Mr Strong likened the larger unions and associations to failed regimes.

“It’s these big unions that seem to be practising the dark arts of some of the failed regimes of the cold war,” he said. “One example is the Transport Workers Union which has applied illegal black bans on deliveries to businesses where the owner has made a public comment it doesn’t like – Sunday penalty rates and tax cuts being the two main issues.

“The union has decided that no one can make public statements it doesn’t like. If this does happen, then the businessperson and those around him or her, including any employees, will be forced out of business and out of work. That is suppression of free speech.

“Another example is the ‘C’ part of the CFMEU [‘Construction’]. It seems that the FMEU [‘Forest, Mining and Energy Union’] part is there to gather funds to pay fines imposed on the ‘C’ part for a lot of illegal activity. Seems the ‘C’, not the ‘FMEU’ will pick and choose which laws to follow and have enough funds to pay the piffling fines they receive so they can continue to break the law.
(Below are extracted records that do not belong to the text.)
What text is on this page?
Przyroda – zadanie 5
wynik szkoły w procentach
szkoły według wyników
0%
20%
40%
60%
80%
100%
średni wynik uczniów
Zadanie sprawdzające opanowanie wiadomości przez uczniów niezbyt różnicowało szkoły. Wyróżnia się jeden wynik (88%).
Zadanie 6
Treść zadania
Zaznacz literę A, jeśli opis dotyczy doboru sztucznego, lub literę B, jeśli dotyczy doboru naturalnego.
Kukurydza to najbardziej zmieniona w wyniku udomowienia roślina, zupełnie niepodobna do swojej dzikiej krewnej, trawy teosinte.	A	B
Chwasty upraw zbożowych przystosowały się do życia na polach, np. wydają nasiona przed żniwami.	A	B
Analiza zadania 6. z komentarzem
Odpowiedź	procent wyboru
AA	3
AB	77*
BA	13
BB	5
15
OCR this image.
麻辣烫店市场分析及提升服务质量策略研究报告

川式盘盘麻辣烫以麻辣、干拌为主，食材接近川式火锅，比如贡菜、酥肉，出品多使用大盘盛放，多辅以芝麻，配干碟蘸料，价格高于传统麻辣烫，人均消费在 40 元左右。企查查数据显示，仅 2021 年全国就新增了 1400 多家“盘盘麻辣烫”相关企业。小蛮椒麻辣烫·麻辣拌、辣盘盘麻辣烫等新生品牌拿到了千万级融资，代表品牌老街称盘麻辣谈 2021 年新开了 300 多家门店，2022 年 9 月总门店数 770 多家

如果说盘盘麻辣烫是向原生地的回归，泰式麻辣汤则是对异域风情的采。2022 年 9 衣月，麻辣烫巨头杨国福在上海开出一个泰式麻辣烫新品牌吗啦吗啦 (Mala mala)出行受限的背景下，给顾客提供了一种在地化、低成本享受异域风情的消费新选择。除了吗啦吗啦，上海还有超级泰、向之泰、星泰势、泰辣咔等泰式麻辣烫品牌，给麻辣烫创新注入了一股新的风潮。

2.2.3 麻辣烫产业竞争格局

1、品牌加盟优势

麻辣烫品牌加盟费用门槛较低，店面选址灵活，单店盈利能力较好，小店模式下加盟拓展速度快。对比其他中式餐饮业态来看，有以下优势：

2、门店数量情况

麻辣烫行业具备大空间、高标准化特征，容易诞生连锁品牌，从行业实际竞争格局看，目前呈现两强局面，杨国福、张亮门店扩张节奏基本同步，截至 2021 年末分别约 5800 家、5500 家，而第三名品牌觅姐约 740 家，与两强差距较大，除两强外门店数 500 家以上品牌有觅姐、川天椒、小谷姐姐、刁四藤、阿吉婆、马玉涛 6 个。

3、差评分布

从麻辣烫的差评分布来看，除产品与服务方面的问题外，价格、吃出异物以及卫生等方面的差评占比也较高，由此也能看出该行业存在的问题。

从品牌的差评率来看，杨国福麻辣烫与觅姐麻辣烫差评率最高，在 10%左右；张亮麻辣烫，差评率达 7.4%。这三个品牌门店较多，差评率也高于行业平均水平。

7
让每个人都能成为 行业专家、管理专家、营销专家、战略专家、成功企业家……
“A third example is the retail union, the SDA [Shop, Distributive and Allied Employees’ Association]. This union is running a campaign to keep Sunday penalty rates high while, over the past six years, it has negotiated for low, or even no, penalty rates for weekend workers in the retail and hospitality industries. It achieved an increase in the base rate of pay, but even with this increase we find in one agreement that some 60 per cent of workers have ended up with lower pay than they would have received under the award.

“This would be common across all other agreements. Why would it do this to its members? Well, in return, the employers involved basically coerced employees to join the union. The union then pays back to the employers 10 per cent of all union fees collected from those employees.”

Mr Strong noted that “smaller unions who have integrity should form a new organisation named the Council of Small Unions of Australia”.